C'était un sanglot et non une question. Elle s'échappa de tes mains, et s'enfuit, mais tu la rejoignis et l'accompagna jusqu'aux escaliers retirés de la terrasse. Tu te collas à elle, la serras, l'écrasas. Pendant un moment, les deux corps ne furent plus qu'un. Elle tremblotait tel  un rameau, pendant que tu glissais les doigts dans ses cheveux en désordre, et que tes lèvres léchaient comme une  flamme rouge son visage, son cou, et son  corps qui frissonnait de désir, et refusait cependant les baisers, comme il te refusait. Il fut soulevé soudain par une colère terrible qui fit que son bras faible lui échappa pour te flanquer une gifle ! Elle s'écria:
- Forcené ! Forcené !
Elle appuyait sur le terme pour le confirmer. Tu la saisis, l’étreignis de force pour chasser ses doutes.
- Je ne suis pas fou... et je ne l'ai jamais été ! Comprends-moi Aïcha ! 
Elle te poussa par la poitrine dont les battements se précipitaient. Tu tombas, puis te relevas, et restas debout devant elle, la tête baissée, alors qu'elle t'assaillait de questions en désignant du doigt ton tralala et tes couleurs.
Et-ça, comment appelles-tu ça ? N'est-ce pas de la folie ça ?
Tu souris et la regardas droit  dans les yeux.
- C'est le moyen de te voir.
Elle cligna des yeux, la voix haletante et dit:
- Je  ne te crois pas ! je ne te crois pas !
 tu t'approchas d'elle encore une fois, et tu essuyas ses joues enflammées.
- Ta mère a voulu me priver de toi, j'ai trouvé alors le moyen. Les forcenés, personne ne les punit.
 Soudain, le monde, en face d'elle se tut. Elle n’entendait plus qu’une  colère tonnant dans sa poitrine. Elle prit toute ses forces, tendit les bras, et te repoussa par la poitrine, tu tombas par terre. Tes boites se secouèrent et certaines de tes plumes s'envolèrent
Elle t'assommait de cris :
-Oh si tu étais réellement fou je t’aurais aimé ! quant à cette bassesse !

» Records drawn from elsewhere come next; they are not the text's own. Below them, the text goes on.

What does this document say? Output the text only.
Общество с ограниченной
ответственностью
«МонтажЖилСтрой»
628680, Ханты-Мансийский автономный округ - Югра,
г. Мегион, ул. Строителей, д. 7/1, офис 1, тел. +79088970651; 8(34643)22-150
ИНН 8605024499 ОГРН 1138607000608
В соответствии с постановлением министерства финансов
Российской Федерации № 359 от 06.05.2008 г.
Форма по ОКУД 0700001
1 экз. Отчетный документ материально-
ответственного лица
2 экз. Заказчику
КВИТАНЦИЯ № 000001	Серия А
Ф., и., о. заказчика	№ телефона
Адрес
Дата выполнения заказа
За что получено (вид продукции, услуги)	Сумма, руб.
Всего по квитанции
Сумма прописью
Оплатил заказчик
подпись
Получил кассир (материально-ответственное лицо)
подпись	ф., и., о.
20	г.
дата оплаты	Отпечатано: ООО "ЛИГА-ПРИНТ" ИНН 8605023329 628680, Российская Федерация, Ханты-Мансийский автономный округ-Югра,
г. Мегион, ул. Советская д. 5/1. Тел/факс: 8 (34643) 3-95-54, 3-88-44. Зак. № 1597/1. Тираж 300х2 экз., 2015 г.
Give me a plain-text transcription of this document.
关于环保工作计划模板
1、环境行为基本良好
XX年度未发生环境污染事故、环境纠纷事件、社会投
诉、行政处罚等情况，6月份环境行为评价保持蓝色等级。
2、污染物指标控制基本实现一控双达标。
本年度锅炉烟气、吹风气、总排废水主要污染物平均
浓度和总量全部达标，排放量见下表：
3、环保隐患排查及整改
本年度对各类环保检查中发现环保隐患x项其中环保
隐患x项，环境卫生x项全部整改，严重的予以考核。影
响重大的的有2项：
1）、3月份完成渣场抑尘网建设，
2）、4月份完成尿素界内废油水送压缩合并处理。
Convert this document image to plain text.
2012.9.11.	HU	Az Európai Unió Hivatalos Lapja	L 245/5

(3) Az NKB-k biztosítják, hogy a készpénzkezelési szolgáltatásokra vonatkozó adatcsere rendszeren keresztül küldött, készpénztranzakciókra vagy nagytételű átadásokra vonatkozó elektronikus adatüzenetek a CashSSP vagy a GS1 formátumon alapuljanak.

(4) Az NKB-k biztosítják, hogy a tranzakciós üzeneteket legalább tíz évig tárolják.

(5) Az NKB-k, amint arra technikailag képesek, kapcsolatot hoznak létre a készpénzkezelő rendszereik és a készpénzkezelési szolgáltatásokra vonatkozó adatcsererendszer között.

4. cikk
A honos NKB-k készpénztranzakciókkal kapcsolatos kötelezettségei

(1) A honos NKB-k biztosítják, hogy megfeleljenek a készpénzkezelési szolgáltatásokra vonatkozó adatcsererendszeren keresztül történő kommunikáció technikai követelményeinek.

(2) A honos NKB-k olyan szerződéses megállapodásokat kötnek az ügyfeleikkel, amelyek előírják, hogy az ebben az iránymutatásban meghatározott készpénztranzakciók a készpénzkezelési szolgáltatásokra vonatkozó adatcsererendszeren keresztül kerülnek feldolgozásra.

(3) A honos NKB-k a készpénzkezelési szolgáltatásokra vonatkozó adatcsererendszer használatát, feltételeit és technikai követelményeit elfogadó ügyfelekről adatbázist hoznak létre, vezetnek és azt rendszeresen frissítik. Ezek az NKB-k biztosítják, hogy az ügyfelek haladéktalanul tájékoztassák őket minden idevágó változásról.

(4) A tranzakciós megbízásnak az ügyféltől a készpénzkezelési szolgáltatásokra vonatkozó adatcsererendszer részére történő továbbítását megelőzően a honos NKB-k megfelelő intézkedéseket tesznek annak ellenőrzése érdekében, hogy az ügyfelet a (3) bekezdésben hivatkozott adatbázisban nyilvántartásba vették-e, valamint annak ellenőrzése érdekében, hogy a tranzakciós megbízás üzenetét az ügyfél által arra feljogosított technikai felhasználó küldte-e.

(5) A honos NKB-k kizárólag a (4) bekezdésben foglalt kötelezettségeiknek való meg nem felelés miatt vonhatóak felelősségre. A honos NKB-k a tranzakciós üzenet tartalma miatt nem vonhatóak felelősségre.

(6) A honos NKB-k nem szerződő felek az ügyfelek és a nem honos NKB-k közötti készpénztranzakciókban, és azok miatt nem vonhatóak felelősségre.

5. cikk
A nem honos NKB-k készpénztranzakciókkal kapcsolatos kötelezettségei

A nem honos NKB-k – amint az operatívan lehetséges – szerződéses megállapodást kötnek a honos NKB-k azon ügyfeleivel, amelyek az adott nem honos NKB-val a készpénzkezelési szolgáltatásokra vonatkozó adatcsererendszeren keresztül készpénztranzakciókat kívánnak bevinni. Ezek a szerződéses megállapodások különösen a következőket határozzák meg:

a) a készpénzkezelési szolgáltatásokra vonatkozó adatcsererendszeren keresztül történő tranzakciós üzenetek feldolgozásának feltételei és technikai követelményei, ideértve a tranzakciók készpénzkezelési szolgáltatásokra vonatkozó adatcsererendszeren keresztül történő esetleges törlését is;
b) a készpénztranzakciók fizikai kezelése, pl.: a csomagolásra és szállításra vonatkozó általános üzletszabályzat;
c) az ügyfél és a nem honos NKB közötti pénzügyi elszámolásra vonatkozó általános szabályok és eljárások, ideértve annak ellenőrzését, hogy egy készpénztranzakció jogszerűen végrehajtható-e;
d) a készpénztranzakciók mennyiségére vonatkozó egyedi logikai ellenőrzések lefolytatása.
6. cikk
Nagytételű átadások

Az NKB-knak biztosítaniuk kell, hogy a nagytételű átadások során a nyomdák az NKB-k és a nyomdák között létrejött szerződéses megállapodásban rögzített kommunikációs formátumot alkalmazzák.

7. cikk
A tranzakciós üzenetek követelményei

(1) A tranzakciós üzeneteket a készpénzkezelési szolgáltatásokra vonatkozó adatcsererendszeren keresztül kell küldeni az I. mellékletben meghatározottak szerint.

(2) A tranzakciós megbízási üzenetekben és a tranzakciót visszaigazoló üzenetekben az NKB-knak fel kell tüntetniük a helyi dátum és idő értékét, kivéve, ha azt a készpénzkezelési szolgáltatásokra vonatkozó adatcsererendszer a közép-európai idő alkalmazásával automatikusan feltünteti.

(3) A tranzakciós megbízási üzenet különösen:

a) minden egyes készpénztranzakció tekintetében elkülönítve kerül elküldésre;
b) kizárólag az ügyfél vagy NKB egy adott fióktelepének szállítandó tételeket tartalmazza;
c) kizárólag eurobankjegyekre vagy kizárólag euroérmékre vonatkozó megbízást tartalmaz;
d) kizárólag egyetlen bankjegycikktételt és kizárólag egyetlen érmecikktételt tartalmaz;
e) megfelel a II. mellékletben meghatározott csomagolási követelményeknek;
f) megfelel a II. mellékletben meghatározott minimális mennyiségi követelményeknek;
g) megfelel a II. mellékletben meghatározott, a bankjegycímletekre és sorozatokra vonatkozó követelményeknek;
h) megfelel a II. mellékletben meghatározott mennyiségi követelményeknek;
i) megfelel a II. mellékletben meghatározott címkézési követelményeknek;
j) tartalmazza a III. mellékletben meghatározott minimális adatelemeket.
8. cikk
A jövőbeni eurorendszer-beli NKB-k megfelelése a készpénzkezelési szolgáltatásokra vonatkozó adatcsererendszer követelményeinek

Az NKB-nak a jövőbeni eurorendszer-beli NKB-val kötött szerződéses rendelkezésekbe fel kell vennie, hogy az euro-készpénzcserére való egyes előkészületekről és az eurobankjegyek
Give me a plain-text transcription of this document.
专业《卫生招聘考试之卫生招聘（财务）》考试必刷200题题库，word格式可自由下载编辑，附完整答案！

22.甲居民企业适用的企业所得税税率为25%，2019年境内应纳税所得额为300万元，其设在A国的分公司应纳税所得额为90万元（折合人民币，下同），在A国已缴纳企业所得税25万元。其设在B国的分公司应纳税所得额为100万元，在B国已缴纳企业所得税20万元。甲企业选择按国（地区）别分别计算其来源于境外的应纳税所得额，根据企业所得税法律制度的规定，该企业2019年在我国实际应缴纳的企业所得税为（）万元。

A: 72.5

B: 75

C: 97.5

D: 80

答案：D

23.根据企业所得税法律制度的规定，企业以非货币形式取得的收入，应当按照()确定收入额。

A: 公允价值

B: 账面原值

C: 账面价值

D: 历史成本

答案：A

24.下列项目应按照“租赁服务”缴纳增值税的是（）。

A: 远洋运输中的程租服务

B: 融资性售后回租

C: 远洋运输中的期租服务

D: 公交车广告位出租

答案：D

Elle te darda d'un regard plein de dédain qui te perça le cœur. Tu n’étais plus qu’une personne méprisable au moment où elle s'entendait t'ordonner:
-Sors! Je ne veux plus te voir, j'en parlerai à ma mère, aux gens, à Fahd. Je révélerai ton secret, je te dénoncerai !
Tu fus figé Souailih. Tu restas cloué, bouche bée, stupéfait, misérable et triste. Ta langue s’immobilisa. Tes yeux amoureux n’exprimaient plus rien ! Tu étais incapable de te défendre, de défendre ton amour, ton péché. Elle te laissa collé au sol et s'enfuit. Sur le sol, tu voyais quelque chose tomber; quelque chose que tu chérissais et qu'elle foulait des pieds.
      *************************
La nuit lui tomba sur la poitrine tel un fardeau. Elle ne ferma pas les yeux jusqu'au matin. Le cri de ta mère déchira de nouveau le silence. Les gens s'arrachèrent à leurs couches pour accourir vers votre maison voir le spectacle. Elle regarda par la fenêtre et t'aperçut au pied du mur opposé, titubant, les yeux larmoyants et tes dix doigts écartés, ensanglantés. Le couteau qui les a coupés, on n’en voyait que le manche. La lame  était entièrement enfoncée dans la poitrine. Quelqu'un essayait de te soutenir, mais hélas ! Elle te voyait succomber devant ses yeux.